Cautionary Note Regarding Forward-Looking Statements

Certain statements in this press release may constitute “forward-looking” statements as defined in Section 27A of the Securities Act of 1933 (the “Securities Act”), Section 21E of the Securities Exchange Act of 1934 (the “Exchange Act”), the Private Securities Litigation Reform Act of 1995 (the “PSLRA”), or in releases made by the U.S. Securities and Exchange Commission (“SEC”), all as may be amended from time to time. Statements contained in this press release that are not historical facts may be forward-looking statements within the meaning of the PSLRA and we caution investors that any forward-looking statements we make are not guarantees or indicative of future performance. These forward-looking statements rely on a number of assumptions concerning future events and are subject to risks, uncertainties and other factors, many of which are outside of our control and could cause actual results to materially differ from such statements.

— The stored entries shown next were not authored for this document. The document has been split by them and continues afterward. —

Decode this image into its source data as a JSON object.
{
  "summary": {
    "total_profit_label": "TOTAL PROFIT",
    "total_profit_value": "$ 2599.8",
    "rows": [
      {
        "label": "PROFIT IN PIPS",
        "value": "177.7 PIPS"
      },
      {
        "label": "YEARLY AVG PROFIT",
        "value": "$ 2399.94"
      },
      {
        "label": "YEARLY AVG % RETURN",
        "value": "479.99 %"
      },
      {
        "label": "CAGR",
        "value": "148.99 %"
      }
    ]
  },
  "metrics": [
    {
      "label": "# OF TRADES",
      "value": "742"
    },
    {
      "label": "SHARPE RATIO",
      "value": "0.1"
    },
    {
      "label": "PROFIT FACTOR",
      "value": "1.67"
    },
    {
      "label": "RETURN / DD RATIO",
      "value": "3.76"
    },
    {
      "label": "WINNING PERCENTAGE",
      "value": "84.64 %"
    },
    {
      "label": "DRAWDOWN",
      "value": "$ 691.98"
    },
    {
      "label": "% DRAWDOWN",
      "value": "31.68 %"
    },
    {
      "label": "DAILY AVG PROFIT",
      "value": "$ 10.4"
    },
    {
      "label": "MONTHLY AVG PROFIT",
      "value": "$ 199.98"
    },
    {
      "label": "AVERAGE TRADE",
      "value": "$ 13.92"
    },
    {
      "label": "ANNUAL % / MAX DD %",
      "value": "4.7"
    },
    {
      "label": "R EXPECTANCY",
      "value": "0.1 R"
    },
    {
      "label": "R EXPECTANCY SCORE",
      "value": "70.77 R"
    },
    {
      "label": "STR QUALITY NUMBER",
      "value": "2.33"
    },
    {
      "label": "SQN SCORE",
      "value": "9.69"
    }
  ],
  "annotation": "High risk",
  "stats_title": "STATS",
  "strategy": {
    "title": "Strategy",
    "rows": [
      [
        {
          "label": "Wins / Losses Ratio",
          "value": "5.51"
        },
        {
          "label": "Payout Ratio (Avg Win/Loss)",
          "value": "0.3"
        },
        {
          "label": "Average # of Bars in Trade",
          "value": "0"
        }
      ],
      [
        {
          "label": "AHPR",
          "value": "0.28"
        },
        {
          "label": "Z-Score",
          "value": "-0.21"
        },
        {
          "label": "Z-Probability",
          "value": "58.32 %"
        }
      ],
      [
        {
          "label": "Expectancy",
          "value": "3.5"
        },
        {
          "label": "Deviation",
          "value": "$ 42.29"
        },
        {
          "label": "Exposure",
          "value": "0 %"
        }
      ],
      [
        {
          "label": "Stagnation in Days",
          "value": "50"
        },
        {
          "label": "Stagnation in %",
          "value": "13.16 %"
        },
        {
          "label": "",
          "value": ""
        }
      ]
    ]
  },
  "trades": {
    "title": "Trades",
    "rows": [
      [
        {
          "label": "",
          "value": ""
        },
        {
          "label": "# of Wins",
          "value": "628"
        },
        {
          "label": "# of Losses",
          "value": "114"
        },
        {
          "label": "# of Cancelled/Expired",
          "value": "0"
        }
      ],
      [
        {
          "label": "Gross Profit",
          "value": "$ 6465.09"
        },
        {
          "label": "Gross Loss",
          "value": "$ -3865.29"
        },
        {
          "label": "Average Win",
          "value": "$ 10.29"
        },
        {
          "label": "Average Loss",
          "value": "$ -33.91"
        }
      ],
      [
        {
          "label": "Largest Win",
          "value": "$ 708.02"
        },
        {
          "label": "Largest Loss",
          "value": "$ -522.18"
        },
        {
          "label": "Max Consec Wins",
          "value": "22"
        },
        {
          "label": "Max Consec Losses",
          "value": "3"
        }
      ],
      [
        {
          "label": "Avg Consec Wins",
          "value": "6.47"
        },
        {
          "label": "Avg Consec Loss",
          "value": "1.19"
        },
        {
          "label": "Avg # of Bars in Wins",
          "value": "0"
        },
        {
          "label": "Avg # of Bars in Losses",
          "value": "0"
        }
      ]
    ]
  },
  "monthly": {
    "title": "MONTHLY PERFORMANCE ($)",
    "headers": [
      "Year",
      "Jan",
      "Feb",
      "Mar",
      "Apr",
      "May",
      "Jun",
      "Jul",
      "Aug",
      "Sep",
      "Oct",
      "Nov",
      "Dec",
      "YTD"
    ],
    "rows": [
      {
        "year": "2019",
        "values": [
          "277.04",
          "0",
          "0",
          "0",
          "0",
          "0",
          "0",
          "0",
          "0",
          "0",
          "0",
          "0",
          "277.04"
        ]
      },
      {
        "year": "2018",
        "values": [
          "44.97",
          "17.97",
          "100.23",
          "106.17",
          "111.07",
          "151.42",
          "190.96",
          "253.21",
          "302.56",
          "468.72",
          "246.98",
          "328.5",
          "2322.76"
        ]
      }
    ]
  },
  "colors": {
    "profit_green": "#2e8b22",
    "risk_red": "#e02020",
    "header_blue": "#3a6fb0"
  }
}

Such risks, uncertainties and other factors include, but are not necessarily limited to, those set forth under the captions “Cautionary Note Regarding Forward-Looking Statements” and/or “Risk Factors” of our latest Form 10-K filed with the SEC as periodically updated by subsequently filed Form 10-Qs (these securities filings can be located on our website at www.neenah.com). Unless specifically required by law, we assume no obligation to update or revise these forward-looking statements to reflect new events or circumstances.  These cautionary statements are being made pursuant to the Securities Act, the Exchange Act and the PSLRA with the intention of obtaining the benefits of the “safe harbor” provisions of such laws.